HTTPeep's root CA is a local debugging CA only. Its private key never leaves your machine. It has no authority over any other device and cannot be used to intercept traffic outside your local proxy session.

How HTTPS interception works

When you make an HTTPS request through HTTPeep:

  1. HTTPeep intercepts the initial TLS handshake.
  2. It opens a new TLS connection to the real server, verifying the server's certificate normally.
  3. It issues a new certificate for that hostname, signed by its local root CA.
  4. Your application completes the handshake with this locally-signed certificate.
  5. HTTPeep can now read, log, and apply rules to the decrypted request and response before forwarding them.

This is commonly called a MITM (man-in-the-middle) proxy. In HTTPeep's case, both legs of the connection are controlled by the same process on your own machine — it is a standard technique used by all major HTTP debugging tools.

Checking certificate status

Before installing, you can check whether the root CA already exists and whether it is trusted:

httpeep-cli cert status

Example output:

Root CA:      exists
OS Trust:     trusted ✓
Expires:      2028-04-13 (in 730 days)
Fingerprint:  SHA256:abc123...

If OS Trust shows not trusted, follow the installation steps below for your platform.

Installing the root CA

Launch HTTPeep and go to Settings → Certificate.

Click Install Certificate. HTTPeep opens a system dialog asking for your macOS login password. Enter it to add the CA to your System Keychain and mark it as trusted.

Run httpeep-cli cert status in your terminal. OS Trust should show trusted ✓.

You can also install via the CLI: httpeep-cli cert install. macOS will prompt for your password through a system dialog.

Launch HTTPeep and go to Settings → Certificate.

Click Install Certificate. Windows displays a UAC prompt. Click Yes to add the CA to the Windows certificate store (Trusted Root Certification Authorities).

Run httpeep-cli cert status in your terminal. OS Trust should show trusted ✓.

You can also install via the CLI in an elevated PowerShell prompt: httpeep-cli cert install.

Run the install command first — HTTPeep will attempt automatic installation using your distribution's trust store tooling:

httpeep-cli cert install

If your user has sufficient permissions, the CA is added and trusted automatically.
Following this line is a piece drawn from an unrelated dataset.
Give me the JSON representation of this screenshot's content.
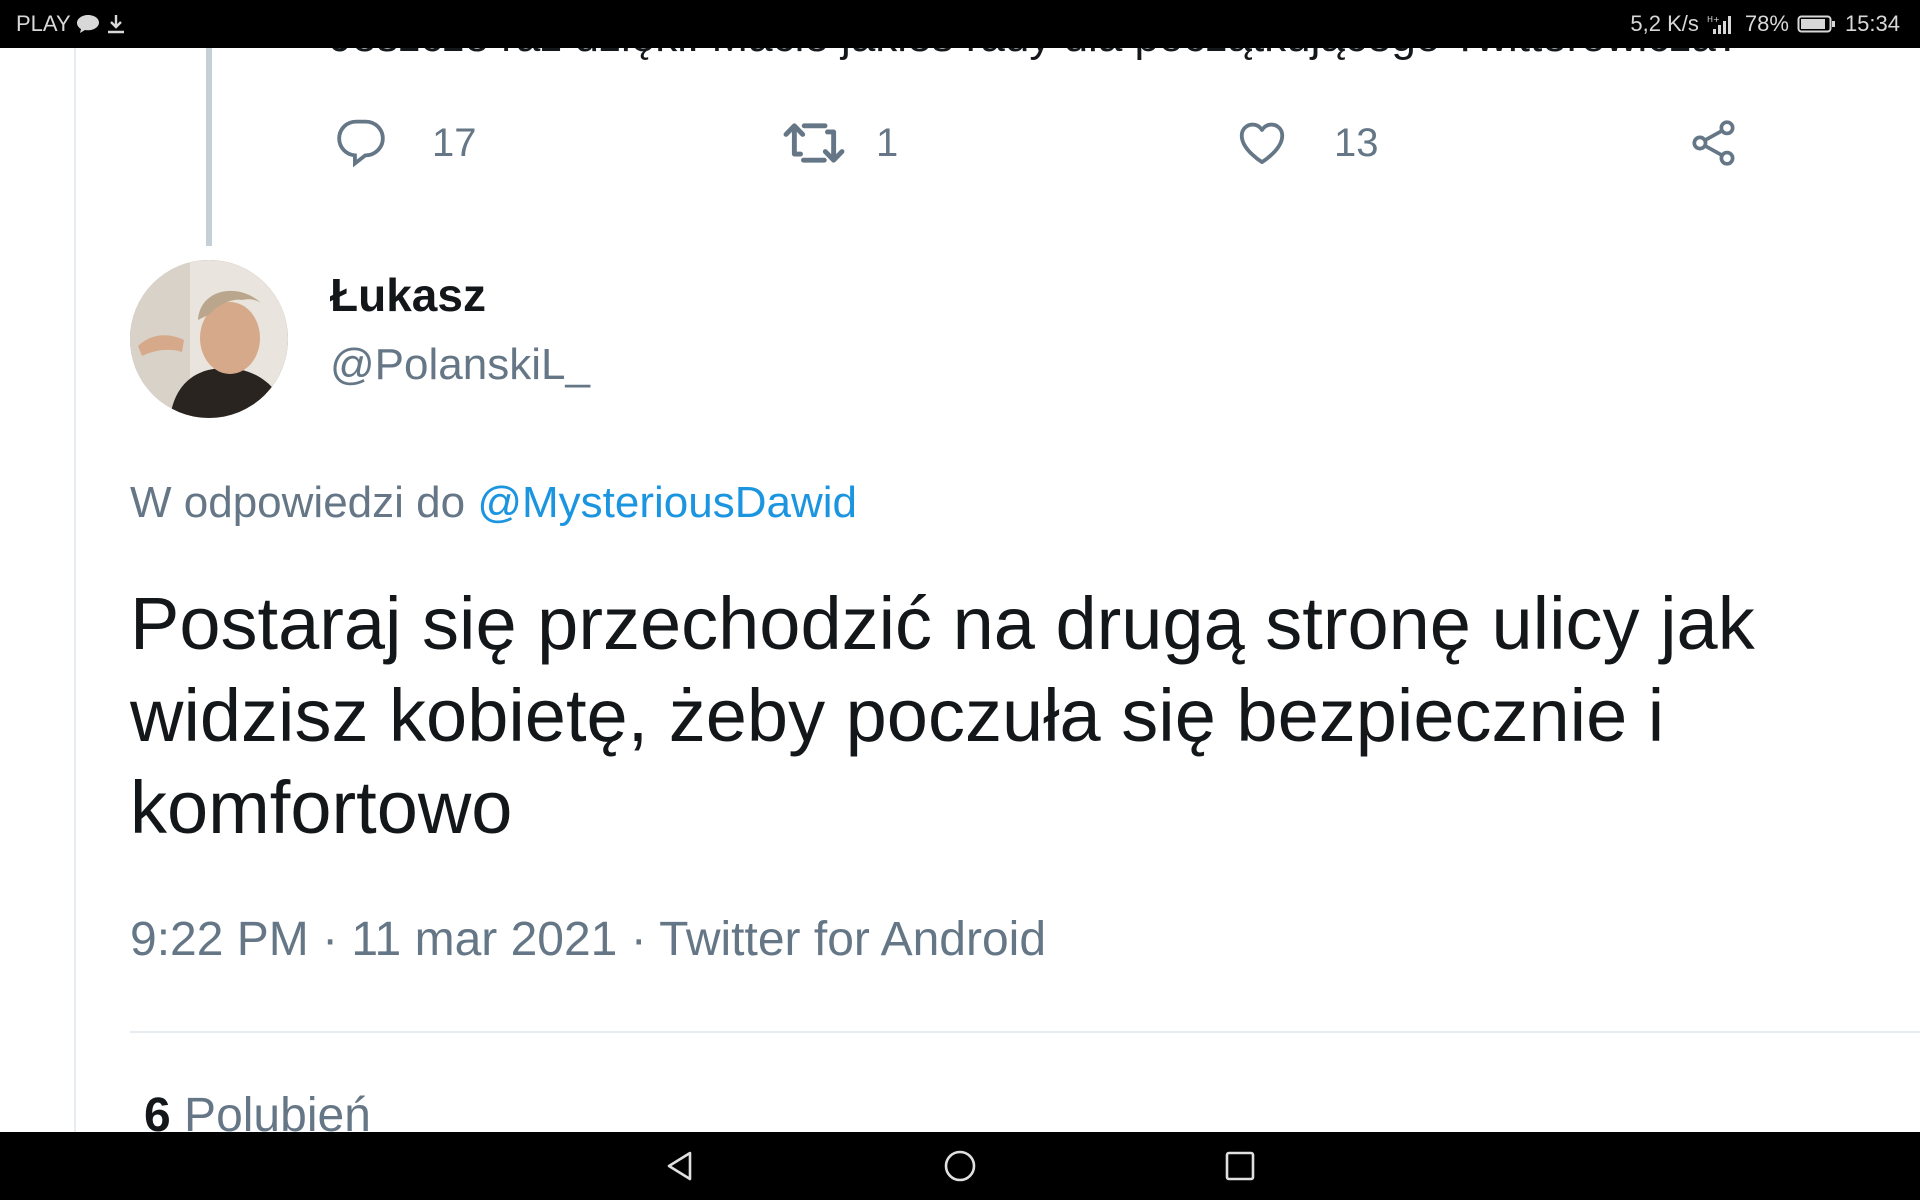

If the automatic attempt fails with a permissions error, run with sudo:

sudo httpeep-cli cert install

HTTPeep will print the manual steps if it cannot determine your distribution's trust store location.

httpeep-cli cert status

OS Trust should show trusted ✓.

Some Linux distributions use separate trust stores for different applications (for example, Firefox maintains its own NSS database). If a specific browser still shows certificate errors after installing system-wide, you may need to import the CA into that browser's trust store manually.

GUI path

All platforms support certificate management through the desktop app:

Settings → Certificate

From this screen you can install the certificate, view its expiry date, and see the SHA256 fingerprint to verify authenticity.

Fixing CLI PATH issues

If httpeep-cli is not found in your terminal after installing HTTPeep:

  1. Open HTTPeep and go to Settings → MCP.
  2. Click Repair CLI / PATH Installation.
  3. Restart your terminal.

Troubleshooting

Do not export or distribute HTTPeep's root CA to other devices. It is generated uniquely per installation. Installing it on a different machine would allow that machine to intercept your HTTPS traffic without warning.